With DP they will make the same mistakes again of bombarding tenants with red inked letters and make these now customers even more aggrieved and expect everything to be as before the welfare reform policies were implemented, or in simple terms not know the industry in which they work and especially not know the customer that the tenant becomes with DP.  If ever you wanted a classic case of we have always done it this way and a steadfast refusal to change then look at social housing.

Again the HHT plan comes to mind.  It can be portrayed as radical and innovative all you like by its developers HHT and by NHF and others who want it to work and naively believe it will.  Yet this plan is a huge risk too far and a risk which will alienate and take tenants for granted even more and once more just another example of social landlords not knowing who their customers are or what they require.  With DP and the increased take up in digital and social media landlords need to fundamentally think what impacts this will have, yet they do and have not – Plus ca change!

Overlong? Yes

Bit of a rant? Yes

Repeats itself? Yes

Too long and too involved for the zealots who state IT is a universal panacea and only issue superficial subterfuge in bit size chunks because the housing reader cant be bothered to pay attention for more than the length of a gnat and are not prepared to stop and think for once? Undoubtedly!

 

 

7 thoughts on “Direct Payments – the tenant moves from captive customer to real customer

  1. “A Threat Is Stronger Than The Execution.” — Aron Nimzowitsch

    Joe am worried that a few in the ‘sector’, the Mos Eisley element will view direct payments as a “weapon of mass destruction” in which we tenants are too immature to have. Direct payments might be the “sonic screwdriver” we tenants are looking for then it comes to shitty customer service!!

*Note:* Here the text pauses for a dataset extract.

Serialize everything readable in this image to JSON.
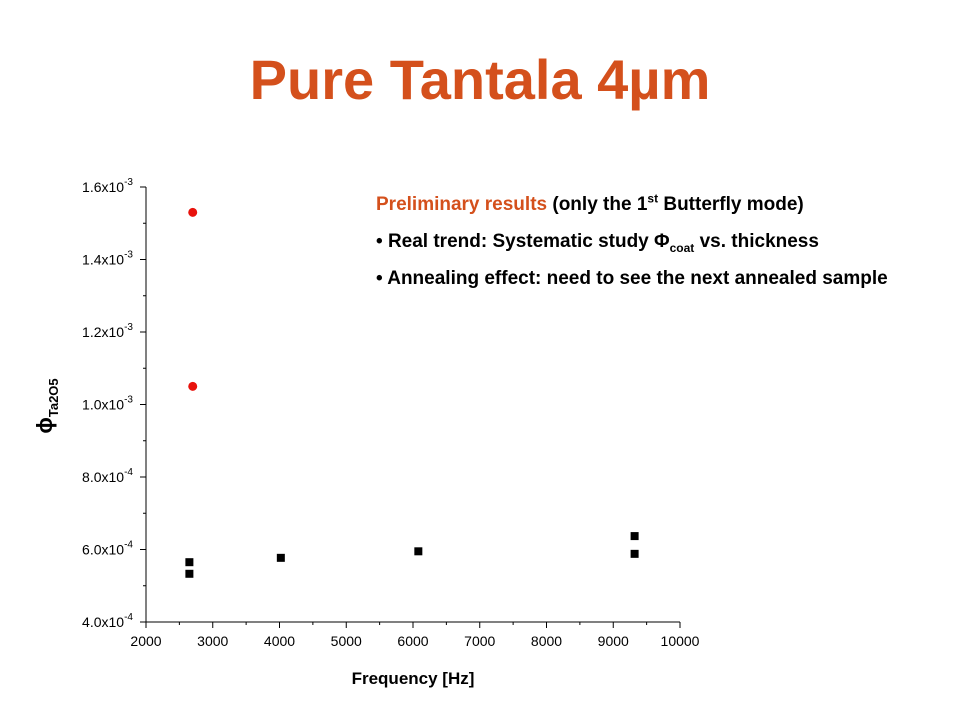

    Whats the turnover of directors in the ‘sector’ like theses days? Risk should be moved from us tenants and put on the higher echelons of the ‘sector’, I think its about time of a cull of cloddishness from the top of social landlords is dully needed.

  2. Reblogged this on sed30's Blog and commented:
    Could not agree more. DP will have an affect on income for both Councils and RSL with the resulting fall in income affecting both tenants and staff alike.